Teams: George Mason University;SUNY Binghamton

Writers: Mengbai Xiao;Chao Zhou;Yao Liu;Songqing Chen

PDF: OpTile: Toward Optimal Tiling in 360-degree Video Streaming

Abstract

360-degree videos are encoded for adaptive streaming by first projecting the spherical surface onto two-dimensional frames, then encoding these as standard video segments. During playback of these 360-degree videos, the video player renders the portion of the spherical surface in the direction of the user’s view. These user viewports typically cover only a small portion of the 360 degree surface, causing much of the downloaded bandwidth to be wasted. Tile-based approaches can reduce the wasted bandwidth by cutting video spatially into motion-constrained rectangles. Streaming logic then only needs to download the tiles necessary to render the viewport seen by the user. Existing tile-based approaches cut 360-degree videos into tiles of fixed sizes. These fixed-size tiling approaches, however, suffer from reduced encoding efficiency. Tiling cuts away portions of the video that can be copied by the encoder from adjacent frames or within the current frame that are needed for effective video compression.
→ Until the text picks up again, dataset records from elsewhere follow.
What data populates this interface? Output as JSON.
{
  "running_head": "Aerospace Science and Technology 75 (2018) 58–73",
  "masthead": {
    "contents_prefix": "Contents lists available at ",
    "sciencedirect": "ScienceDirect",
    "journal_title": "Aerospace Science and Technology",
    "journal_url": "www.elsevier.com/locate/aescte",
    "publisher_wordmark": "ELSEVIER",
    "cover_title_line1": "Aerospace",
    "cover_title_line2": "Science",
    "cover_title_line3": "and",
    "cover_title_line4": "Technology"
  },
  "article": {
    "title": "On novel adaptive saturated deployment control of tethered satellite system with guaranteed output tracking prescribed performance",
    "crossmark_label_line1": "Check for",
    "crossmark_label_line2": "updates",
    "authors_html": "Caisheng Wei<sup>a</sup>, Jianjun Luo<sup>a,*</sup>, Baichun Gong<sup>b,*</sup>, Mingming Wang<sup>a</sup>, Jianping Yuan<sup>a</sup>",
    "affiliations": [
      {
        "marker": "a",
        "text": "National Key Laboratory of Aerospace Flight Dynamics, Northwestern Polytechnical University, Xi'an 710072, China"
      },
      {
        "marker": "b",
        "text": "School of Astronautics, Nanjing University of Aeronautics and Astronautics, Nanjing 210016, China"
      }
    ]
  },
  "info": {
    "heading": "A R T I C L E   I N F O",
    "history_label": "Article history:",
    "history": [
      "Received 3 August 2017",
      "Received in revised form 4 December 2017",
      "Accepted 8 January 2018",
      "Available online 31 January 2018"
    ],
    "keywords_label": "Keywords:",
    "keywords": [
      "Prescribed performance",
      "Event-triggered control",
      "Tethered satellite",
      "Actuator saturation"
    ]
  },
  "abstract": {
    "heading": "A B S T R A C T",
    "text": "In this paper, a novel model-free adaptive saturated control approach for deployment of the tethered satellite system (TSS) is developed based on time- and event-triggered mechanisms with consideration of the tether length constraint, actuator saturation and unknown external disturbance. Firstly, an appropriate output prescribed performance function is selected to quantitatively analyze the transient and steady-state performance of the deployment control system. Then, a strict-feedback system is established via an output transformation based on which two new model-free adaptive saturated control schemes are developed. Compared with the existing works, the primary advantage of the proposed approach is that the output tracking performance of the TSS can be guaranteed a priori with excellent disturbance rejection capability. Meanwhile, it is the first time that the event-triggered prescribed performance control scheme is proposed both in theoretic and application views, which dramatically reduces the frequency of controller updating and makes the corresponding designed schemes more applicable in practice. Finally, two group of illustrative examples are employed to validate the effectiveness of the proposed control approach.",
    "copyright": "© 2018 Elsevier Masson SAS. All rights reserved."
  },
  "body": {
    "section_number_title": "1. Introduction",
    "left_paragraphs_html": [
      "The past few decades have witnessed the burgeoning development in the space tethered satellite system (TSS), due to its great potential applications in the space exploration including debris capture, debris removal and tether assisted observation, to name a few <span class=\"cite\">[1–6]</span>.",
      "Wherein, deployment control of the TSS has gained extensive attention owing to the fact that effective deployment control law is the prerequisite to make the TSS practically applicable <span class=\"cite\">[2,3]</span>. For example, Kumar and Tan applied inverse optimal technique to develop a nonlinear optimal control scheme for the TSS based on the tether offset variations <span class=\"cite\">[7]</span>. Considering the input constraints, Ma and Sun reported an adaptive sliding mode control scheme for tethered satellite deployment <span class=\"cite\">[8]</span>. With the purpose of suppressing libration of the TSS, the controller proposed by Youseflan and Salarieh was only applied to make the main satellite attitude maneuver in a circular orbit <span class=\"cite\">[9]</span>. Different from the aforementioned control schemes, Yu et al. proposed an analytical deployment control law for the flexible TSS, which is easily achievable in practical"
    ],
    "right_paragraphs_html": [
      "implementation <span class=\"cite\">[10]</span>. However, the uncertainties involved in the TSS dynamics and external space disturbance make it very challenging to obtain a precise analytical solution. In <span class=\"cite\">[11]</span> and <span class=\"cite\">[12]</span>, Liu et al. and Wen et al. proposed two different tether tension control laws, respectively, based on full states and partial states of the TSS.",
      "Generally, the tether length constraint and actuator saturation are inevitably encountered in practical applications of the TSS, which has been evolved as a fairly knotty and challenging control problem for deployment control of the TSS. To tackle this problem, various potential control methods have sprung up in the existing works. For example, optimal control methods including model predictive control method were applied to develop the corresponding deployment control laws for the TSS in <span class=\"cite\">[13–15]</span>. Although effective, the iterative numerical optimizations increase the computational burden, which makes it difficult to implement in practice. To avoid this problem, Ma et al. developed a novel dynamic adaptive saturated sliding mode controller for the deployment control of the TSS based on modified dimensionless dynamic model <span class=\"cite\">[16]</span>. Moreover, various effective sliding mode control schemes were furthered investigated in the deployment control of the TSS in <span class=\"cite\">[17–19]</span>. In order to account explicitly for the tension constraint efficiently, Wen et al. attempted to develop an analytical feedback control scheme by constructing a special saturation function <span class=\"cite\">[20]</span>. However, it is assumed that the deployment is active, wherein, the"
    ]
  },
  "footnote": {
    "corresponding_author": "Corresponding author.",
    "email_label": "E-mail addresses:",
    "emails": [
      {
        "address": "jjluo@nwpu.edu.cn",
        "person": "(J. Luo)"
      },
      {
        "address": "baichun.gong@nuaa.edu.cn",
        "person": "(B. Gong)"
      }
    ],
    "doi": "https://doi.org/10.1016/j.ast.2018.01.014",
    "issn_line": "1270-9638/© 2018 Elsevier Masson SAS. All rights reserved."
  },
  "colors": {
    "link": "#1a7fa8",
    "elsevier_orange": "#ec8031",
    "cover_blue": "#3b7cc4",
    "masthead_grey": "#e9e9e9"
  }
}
In this paper, we propose a scheme called OpTile. This scheme tiles a projected 360-degree segment by first estimating per-tile storage costs, then solving an integer linear program (ILP) to obtain an optimal, potentially non-uniform tiling. The ILP objective considers both content-specific characteristics and empirical distributions over user views of the segments. Using a randomly selected training/testing set split, we show that if a streaming algorithm can perfectly predict the user head orientation, our proposed scheme can save up to 73% of downloaded data compared to the non-tiling scheme and up to 44% compared to the best-performing uniform tiling methods.